Christelijke encyclopedie

F.W. Grosheide (1926)

Gepubliceerd op 29-12-2019

Sabeërs

betekenis & definitie

Op vier plaatsen is in het Oude Testament sprake van de Sabeërs: in Gen. 10:7 (en het daarvan afhankelijke 1 Kron. 1 : 9) Jes. 43 : 3, 45 : 14 en Ps. 72 : 10. Dit volk, dat een voor den Semiet buitengewone lichaamslengte moet hebben gehad (zie Jes. 45 : 14) wordt in Gen. 10 : 7 gerangschikt onder den volkengroep van Koesj en dus (zie artikel Cusch) in verband gebracht met Zuid-Arabië en Nubië-Ethiopië.

Daarheen brengen ons ook Jes. 43:3 en 45:14, waar het naast Egypte en Koesj wordt genoemd, terwijl het in Ps. 72 : 10 genoemd wordt naast het zeker Zuid-Arabische Sjeba (zie artikel Scheba).
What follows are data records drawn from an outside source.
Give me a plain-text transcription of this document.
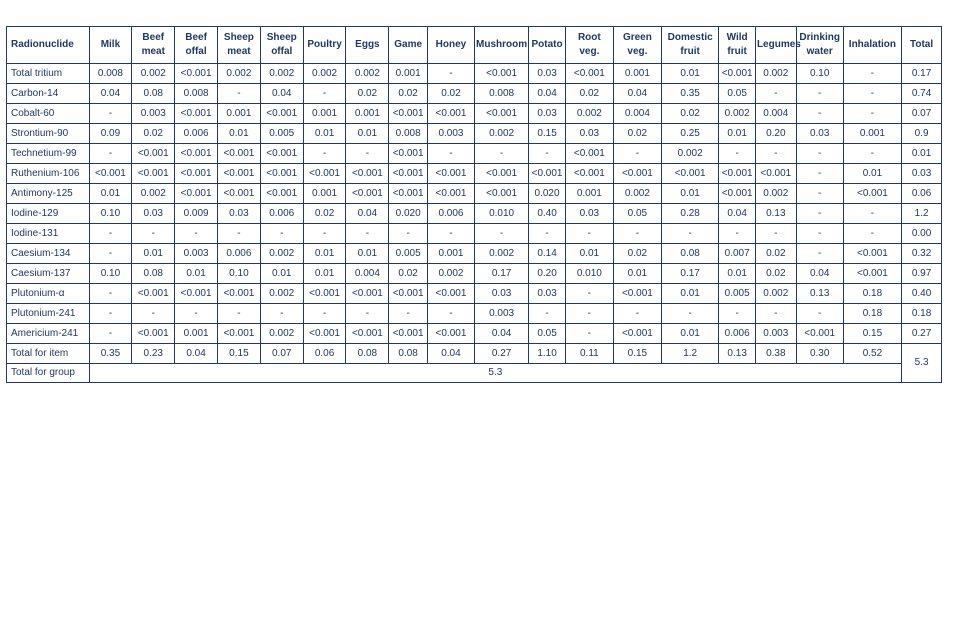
Radionuclide	Milk	Beef meat	Beef offal	Sheep meat	Sheep offal	Poultry	Eggs	Game	Honey	Mushroom	Potato	Root veg.	Green veg.	Domestic fruit	Wild fruit	Legumes	Drinking water	Inhalation	Total
Total tritium	0.008	0.002	<0.001	0.002	0.002	0.002	0.002	0.001	-	<0.001	0.03	<0.001	0.001	0.01	<0.001	0.002	0.10	-	0.17
Carbon-14	0.04	0.08	0.008	-	0.04	-	0.02	0.02	0.02	0.008	0.04	0.02	0.04	0.35	0.05	-	-	-	0.74
Cobalt-60	-	0.003	<0.001	0.001	<0.001	0.001	0.001	<0.001	<0.001	<0.001	0.03	0.002	0.004	0.02	0.002	0.004	-	-	0.07
Strontium-90	0.09	0.02	0.006	0.01	0.005	0.01	0.01	0.008	0.003	0.002	0.15	0.03	0.02	0.25	0.01	0.20	0.03	0.001	0.9
Technetium-99	-	<0.001	<0.001	<0.001	<0.001	-	-	<0.001	-	-	-	<0.001	-	0.002	-	-	-	-	0.01
Ruthenium-106	<0.001	<0.001	<0.001	<0.001	<0.001	<0.001	<0.001	<0.001	<0.001	<0.001	<0.001	<0.001	<0.001	<0.001	<0.001	<0.001	-	0.01	0.03
Antimony-125	0.01	0.002	<0.001	<0.001	<0.001	0.001	<0.001	<0.001	<0.001	<0.001	0.020	0.001	0.002	0.01	<0.001	0.002	-	<0.001	0.06
Iodine-129	0.10	0.03	0.009	0.03	0.006	0.02	0.04	0.020	0.006	0.010	0.40	0.03	0.05	0.28	0.04	0.13	-	-	1.2
Iodine-131	-	-	-	-	-	-	-	-	-	-	-	-	-	-	-	-	-	-	0.00
Caesium-134	-	0.01	0.003	0.006	0.002	0.01	0.01	0.005	0.001	0.002	0.14	0.01	0.02	0.08	0.007	0.02	-	<0.001	0.32
Caesium-137	0.10	0.08	0.01	0.10	0.01	0.01	0.004	0.02	0.002	0.17	0.20	0.010	0.01	0.17	0.01	0.02	0.04	<0.001	0.97
Plutonium-α	-	<0.001	<0.001	<0.001	0.002	<0.001	<0.001	<0.001	<0.001	0.03	0.03	-	<0.001	0.01	0.005	0.002	0.13	0.18	0.40
Plutonium-241	-	-	-	-	-	-	-	-	-	0.003	-	-	-	-	-	-	-	0.18	0.18
Americium-241	-	<0.001	0.001	<0.001	0.002	<0.001	<0.001	<0.001	<0.001	0.04	0.05	-	<0.001	0.01	0.006	0.003	<0.001	0.15	0.27
Total for item	0.35	0.23	0.04	0.15	0.07	0.06	0.08	0.08	0.04	0.27	1.10	0.11	0.15	1.2	0.13	0.38	0.30	0.52	5.3
Total for group	5.3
Meer hooren we uit het Oude Testament niet.Met de Sabeërs zijn we ook in aanraking gekomen door den arbeid van mannen als Arnaud en Coghlau, Fresnel en Osiander, Mordtmann en Müller, Halevy en Glaser; zie F. Hommel, Grundriss der Geographie und Geschichte des Alten Orients I (1904) bl. 142 v.v.; door wier bemiddeling talrijke kleinere en grootere geschriften van dit volk te onzer beschikking zijn gesteld. Ook worden ze vermeld door de Assyrische koningen Tiglath-Pileser IV (745—727) en Sargon II (722—705). Terwijl ze echter in deze laatste genoemd worden als beheerschers van het Noord-Arabische Dsjof, spreken hun eigen inschriften van hen als beheerschers van het door ons Jemen genoemde gedeelte van ZuidWest-Arabië. Al is hier nog heel wat onzeker, toch is het waarschijnlijk, dat zij van ongeveer 700 v. Chr. tot vlak voor Mohammed over Jemen hebben geheerscht. Zij hebben hier hun rijk gesticht op de bouwvallen van dat der Mineërs.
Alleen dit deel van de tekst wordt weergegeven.